Вчера, в крепость прибыл с фельдъегерем полковой поп. Это был высокий, колоритный мужчина, пятидесяти шести лет, отец Николай. Его темные, стриженные волосы в висках побила седина. На груди у отца Николая, висел солдатский Георгиевский, серебряный крест, знак отличия Военного ордена четвертой степени. До глубокой ночи, отец Николай отпевал погибших и скончавшихся от ран бойцов, исповедовал больных и всех желающих исповедоваться, но сначала осветил крепость. С утра, им была отслужена Литургия. Всех тех, кто пролил вражескую кровь, встав невольным убийцей, священник причащать отказался, умоляя их придти к покаянию, за погубленные басурманские души. Так, что на литургии, у отца Николая, причащались только фон Клюге и курсистки в неполном составе, а так же денщики, господ офицеров не участвующие в боевых действиях. И еще, к Святому Причастию были допущены тяжело раненные, которые лежали в лазарете и могли в любой момент представится.

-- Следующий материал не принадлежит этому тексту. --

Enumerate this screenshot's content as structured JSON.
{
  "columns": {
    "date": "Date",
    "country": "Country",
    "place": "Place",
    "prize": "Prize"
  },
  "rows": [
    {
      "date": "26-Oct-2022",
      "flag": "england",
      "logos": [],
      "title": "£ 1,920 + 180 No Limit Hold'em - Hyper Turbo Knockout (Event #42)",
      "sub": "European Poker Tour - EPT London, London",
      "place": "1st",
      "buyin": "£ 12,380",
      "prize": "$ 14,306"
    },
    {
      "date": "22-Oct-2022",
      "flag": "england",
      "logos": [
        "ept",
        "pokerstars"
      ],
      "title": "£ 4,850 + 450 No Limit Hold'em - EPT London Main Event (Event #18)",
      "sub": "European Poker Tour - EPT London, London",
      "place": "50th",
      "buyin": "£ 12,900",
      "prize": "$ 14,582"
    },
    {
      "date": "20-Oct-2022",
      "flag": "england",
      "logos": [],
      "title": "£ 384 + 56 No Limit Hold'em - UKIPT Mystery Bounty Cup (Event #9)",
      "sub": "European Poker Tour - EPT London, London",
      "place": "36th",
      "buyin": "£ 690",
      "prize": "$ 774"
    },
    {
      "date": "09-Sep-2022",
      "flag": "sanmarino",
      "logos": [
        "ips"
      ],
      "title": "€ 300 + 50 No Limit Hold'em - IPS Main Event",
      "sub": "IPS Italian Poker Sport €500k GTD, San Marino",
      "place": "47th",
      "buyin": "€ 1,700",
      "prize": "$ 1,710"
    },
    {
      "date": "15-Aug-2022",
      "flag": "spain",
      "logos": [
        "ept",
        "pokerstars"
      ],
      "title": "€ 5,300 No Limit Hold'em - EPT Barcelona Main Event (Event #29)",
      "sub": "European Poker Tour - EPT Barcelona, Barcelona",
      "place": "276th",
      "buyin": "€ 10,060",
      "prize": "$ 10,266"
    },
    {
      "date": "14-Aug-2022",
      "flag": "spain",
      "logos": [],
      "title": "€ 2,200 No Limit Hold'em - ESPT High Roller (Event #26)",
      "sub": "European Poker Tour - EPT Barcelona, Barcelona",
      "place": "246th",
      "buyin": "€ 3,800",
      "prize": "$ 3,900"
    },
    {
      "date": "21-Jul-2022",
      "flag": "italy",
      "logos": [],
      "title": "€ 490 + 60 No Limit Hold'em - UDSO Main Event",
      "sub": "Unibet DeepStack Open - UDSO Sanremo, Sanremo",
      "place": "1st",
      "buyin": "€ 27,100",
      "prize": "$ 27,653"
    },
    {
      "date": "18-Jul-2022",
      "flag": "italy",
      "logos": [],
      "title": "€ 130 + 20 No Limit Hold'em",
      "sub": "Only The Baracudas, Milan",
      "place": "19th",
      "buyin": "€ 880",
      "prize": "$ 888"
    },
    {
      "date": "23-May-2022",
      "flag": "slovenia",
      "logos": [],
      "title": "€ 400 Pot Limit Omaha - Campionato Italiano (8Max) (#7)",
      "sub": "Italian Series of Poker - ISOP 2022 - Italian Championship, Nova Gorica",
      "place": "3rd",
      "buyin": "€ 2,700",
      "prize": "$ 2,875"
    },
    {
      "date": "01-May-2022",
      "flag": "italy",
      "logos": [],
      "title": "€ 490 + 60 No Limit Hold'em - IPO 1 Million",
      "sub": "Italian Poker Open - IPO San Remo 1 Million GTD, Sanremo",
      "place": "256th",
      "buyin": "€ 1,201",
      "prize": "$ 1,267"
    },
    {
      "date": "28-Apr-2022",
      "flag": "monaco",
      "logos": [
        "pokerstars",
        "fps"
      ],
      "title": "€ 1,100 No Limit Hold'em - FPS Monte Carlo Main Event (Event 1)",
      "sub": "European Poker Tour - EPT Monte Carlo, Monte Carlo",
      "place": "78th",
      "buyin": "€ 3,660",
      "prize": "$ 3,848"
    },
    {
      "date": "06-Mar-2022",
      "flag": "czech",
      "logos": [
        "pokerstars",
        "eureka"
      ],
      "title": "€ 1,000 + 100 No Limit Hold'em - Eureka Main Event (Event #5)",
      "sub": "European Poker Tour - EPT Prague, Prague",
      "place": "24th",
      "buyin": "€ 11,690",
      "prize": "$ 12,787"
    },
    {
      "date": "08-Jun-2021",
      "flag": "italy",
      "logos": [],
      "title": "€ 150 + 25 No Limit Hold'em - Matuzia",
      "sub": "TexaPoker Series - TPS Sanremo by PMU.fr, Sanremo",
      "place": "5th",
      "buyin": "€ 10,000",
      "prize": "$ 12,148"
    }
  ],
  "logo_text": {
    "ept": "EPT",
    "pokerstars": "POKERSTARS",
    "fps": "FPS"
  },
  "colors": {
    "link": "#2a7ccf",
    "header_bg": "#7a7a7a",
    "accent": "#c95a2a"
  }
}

После службы, батюшку пригласили к офицерскому столу, накрытому на крепостной стене, в шатре. Помимо коменданта, за столом присутствовали идущие на поправку, Капитан Сивуха двадцати восьми лет, командир второго батальона, раненный в грудь. Подполковник Розенштраух, сорока трех лет, командир третьего батальона, раненый в плечо и в бедро. Штабс-капитан князь Лопухин, двадцати пяти лет, командир роты в батальоне Сивухи, тоже раненный в грудь. Штабс-капитан фон Клюге и прапорщик Якименко, тоже присутствовали за столом. Так же здесь присутствовали дамы, во главе с воспитательницей, Верой Ильиничной. Не офицерский командный состав, по требованию этикета светского общества, за стол не приглашали.

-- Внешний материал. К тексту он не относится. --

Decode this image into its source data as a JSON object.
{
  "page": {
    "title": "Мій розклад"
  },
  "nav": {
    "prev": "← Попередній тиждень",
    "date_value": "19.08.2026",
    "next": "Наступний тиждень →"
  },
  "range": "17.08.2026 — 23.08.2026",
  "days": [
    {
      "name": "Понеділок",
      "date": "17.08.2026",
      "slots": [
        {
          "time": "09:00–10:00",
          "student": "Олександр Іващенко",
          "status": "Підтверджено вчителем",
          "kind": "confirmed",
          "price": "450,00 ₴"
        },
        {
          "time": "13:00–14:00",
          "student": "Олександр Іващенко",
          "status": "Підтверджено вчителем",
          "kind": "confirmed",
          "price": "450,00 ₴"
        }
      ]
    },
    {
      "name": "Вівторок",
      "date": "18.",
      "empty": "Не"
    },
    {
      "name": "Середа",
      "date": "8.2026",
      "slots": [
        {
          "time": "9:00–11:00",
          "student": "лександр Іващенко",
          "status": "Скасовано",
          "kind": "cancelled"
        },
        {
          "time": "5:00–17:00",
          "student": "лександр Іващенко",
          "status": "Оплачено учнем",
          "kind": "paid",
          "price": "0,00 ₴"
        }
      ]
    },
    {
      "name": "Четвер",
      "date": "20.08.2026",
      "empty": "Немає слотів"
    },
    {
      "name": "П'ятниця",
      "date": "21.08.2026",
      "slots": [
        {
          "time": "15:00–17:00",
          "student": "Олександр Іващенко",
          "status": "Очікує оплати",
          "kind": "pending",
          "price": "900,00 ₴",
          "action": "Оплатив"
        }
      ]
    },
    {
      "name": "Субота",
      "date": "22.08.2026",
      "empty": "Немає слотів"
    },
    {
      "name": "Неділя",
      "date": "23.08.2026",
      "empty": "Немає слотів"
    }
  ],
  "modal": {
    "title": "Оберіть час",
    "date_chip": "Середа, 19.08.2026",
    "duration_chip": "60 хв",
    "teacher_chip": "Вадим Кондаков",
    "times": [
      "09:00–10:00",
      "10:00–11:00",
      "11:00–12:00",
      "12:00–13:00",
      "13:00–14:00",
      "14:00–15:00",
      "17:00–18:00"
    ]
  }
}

Классная дама Вера Ильинична, узнав, что подполковник Розенштраух вдовец, буквально денно и нощно проявляла о нем заботу. Она даже похудела и помолодела, не смотря на утомленность, и все из-за постоянной улыбки, не сходящей с ее лица. Наш бедный подполковник наконец встав на ноги, и осознал, что буквально не может шагу ступить, без своей хранительницы. И то сказать, что он после ранения, был слишком слаб для самостоятельных движений. У Розенштрауха была раздроблена ключица, и поэтому Вера Ильинична, даже теперь за столом, резала ему мясо в тарелке.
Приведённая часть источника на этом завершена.